The Q&A Archives: Mysterious Hawaiian Weed?

Question: On a recent trip to Hawaii my wife returned with a wild, weedlike plant with small, cylindrical red flowers. The flowers closely resemble those of a firecracker vine (cuphea ignea), but this plant is not a vine. It has very narrow, thin leaves which resemble needles. A nursery owner in Hawaii thought it might be a "russelia equiformis", but I can find no reference to this in any of my gardening books. Do you have any idea what the plant I have is called and how I should care for it? I currently have it in a sunny spot in a mixture of volcanic rock and soil, which is similar to the media it was found in.

Answer: If it is in fact Russelia equisetiformis, it's also known as Coral Plant or Coral Fountain Bush. With a potential to grow to 4' tall, Coral Fountain is a shrubby plant with trailing, bright green, practically leafless stems. The side branches will bear a profusion of bright red, narrowly tubular flowers that look like little firecrackers, which are produced all spring and summer.

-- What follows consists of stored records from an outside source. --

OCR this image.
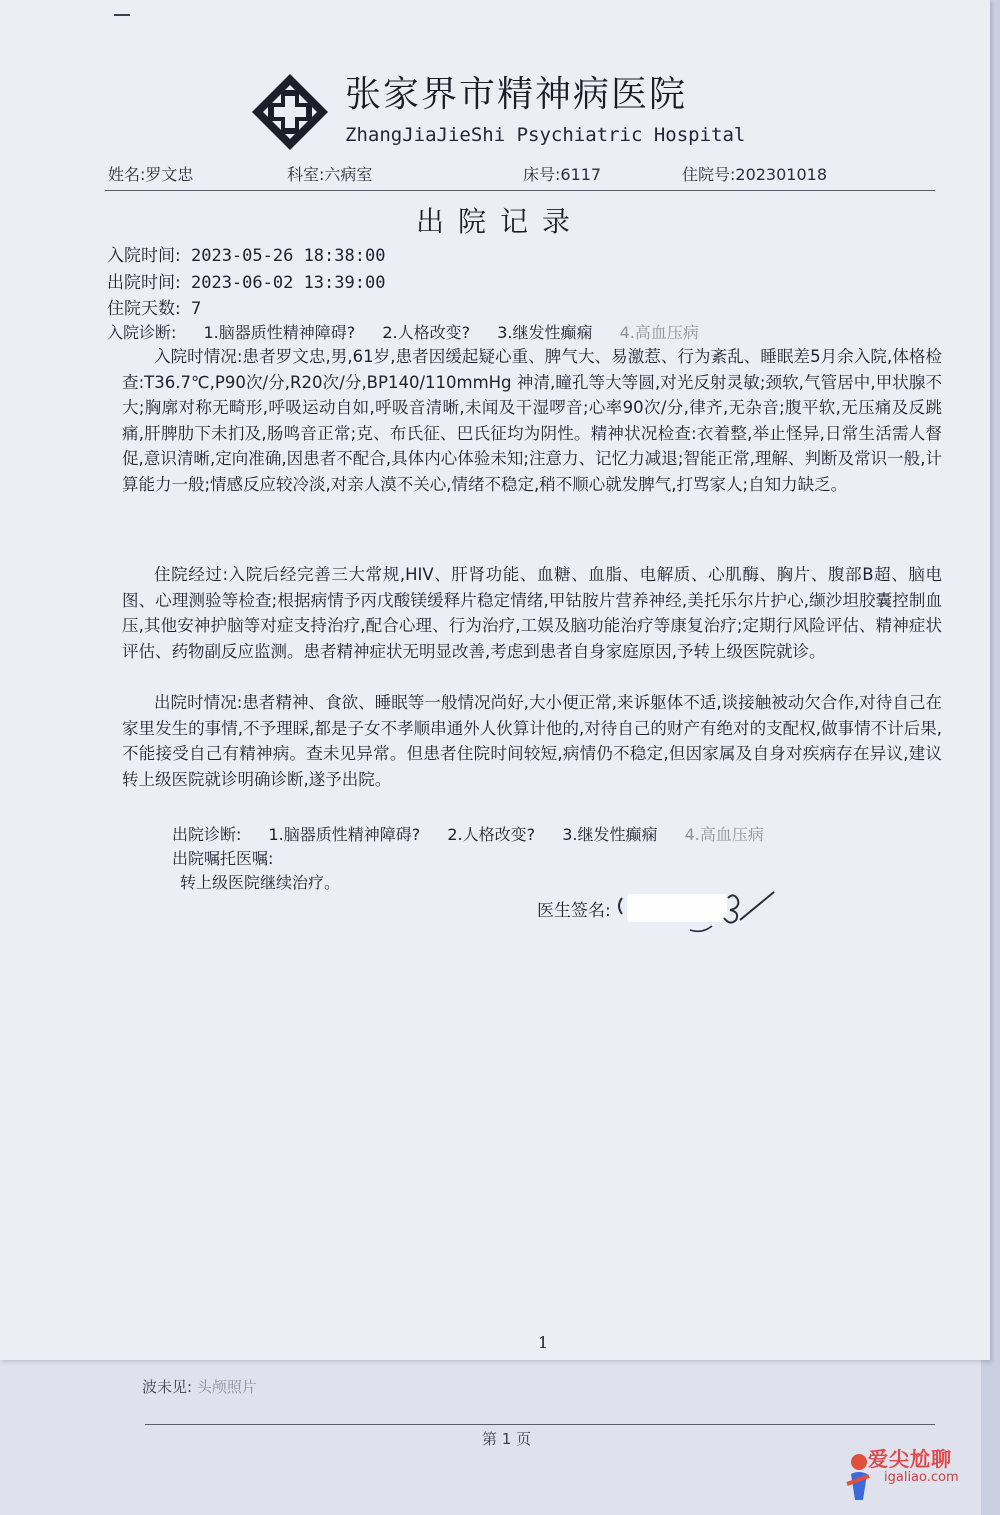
张家界市精神病医院
ZhangJiaJieShi Psychiatric Hospital
姓名:罗文忠	科室:六病室	床号:6117	住院号:202301018
出院记录
入院时间: 2023-05-26 18:38:00
出院时间: 2023-06-02 13:39:00
住院天数: 7
入院诊断: 1.脑器质性精神障碍? 2.人格改变? 3.继发性癫痫 4.高血压病
入院时情况:患者罗文忠,男,61岁,患者因缓起疑心重、脾气大、易激惹、行为紊乱、睡眠差5月余入院,体格检查:T36.7℃,P90次/分,R20次/分,BP140/110mmHg 神清,瞳孔等大等圆,对光反射灵敏;颈软,气管居中,甲状腺不大;胸廓对称无畸形,呼吸运动自如,呼吸音清晰,未闻及干湿啰音;心率90次/分,律齐,无杂音;腹平软,无压痛及反跳痛,肝脾肋下未扪及,肠鸣音正常;克、布氏征、巴氏征均为阴性。精神状况检查:衣着整,举止怪异,日常生活需人督促,意识清晰,定向准确,因患者不配合,具体内心体验未知;注意力、记忆力减退;智能正常,理解、判断及常识一般,计算能力一般;情感反应较冷淡,对亲人漠不关心,情绪不稳定,稍不顺心就发脾气,打骂家人;自知力缺乏。
住院经过:入院后经完善三大常规,HIV、肝肾功能、血糖、血脂、电解质、心肌酶、胸片、腹部B超、脑电图、心理测验等检查;根据病情予丙戊酸镁缓释片稳定情绪,甲钴胺片营养神经,美托乐尔片护心,缬沙坦胶囊控制血压,其他安神护脑等对症支持治疗,配合心理、行为治疗,工娱及脑功能治疗等康复治疗;定期行风险评估、精神症状评估、药物副反应监测。患者精神症状无明显改善,考虑到患者自身家庭原因,予转上级医院就诊。
出院时情况:患者精神、食欲、睡眠等一般情况尚好,大小便正常,来诉躯体不适,谈接触被动欠合作,对待自己在家里发生的事情,不予理睬,都是子女不孝顺串通外人伙算计他的,对待自己的财产有绝对的支配权,做事情不计后果,不能接受自己有精神病。查未见异常。但患者住院时间较短,病情仍不稳定,但因家属及自身对疾病存在异议,建议转上级医院就诊明确诊断,遂予出院。
出院诊断: 1.脑器质性精神障碍? 2.人格改变? 3.继发性癫痫 4.高血压病
出院嘱托医嘱:
转上级医院继续治疗。
医生签名:
1
波未见: 头颅照片
第 1 页
爱尖尬聊
igaliao.com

The plant is hardy to 32F, prefers shelter from hot afternoon sunshine, and requires regular watering and feeding during the growing season. If you grow your plant outdoors during the summer months and indoors during the winter, it will bloom all year around. The soil medium sounds like a reasonable mix; the volcanic rock will make the soil light and well-draining. Enjoy your new plant!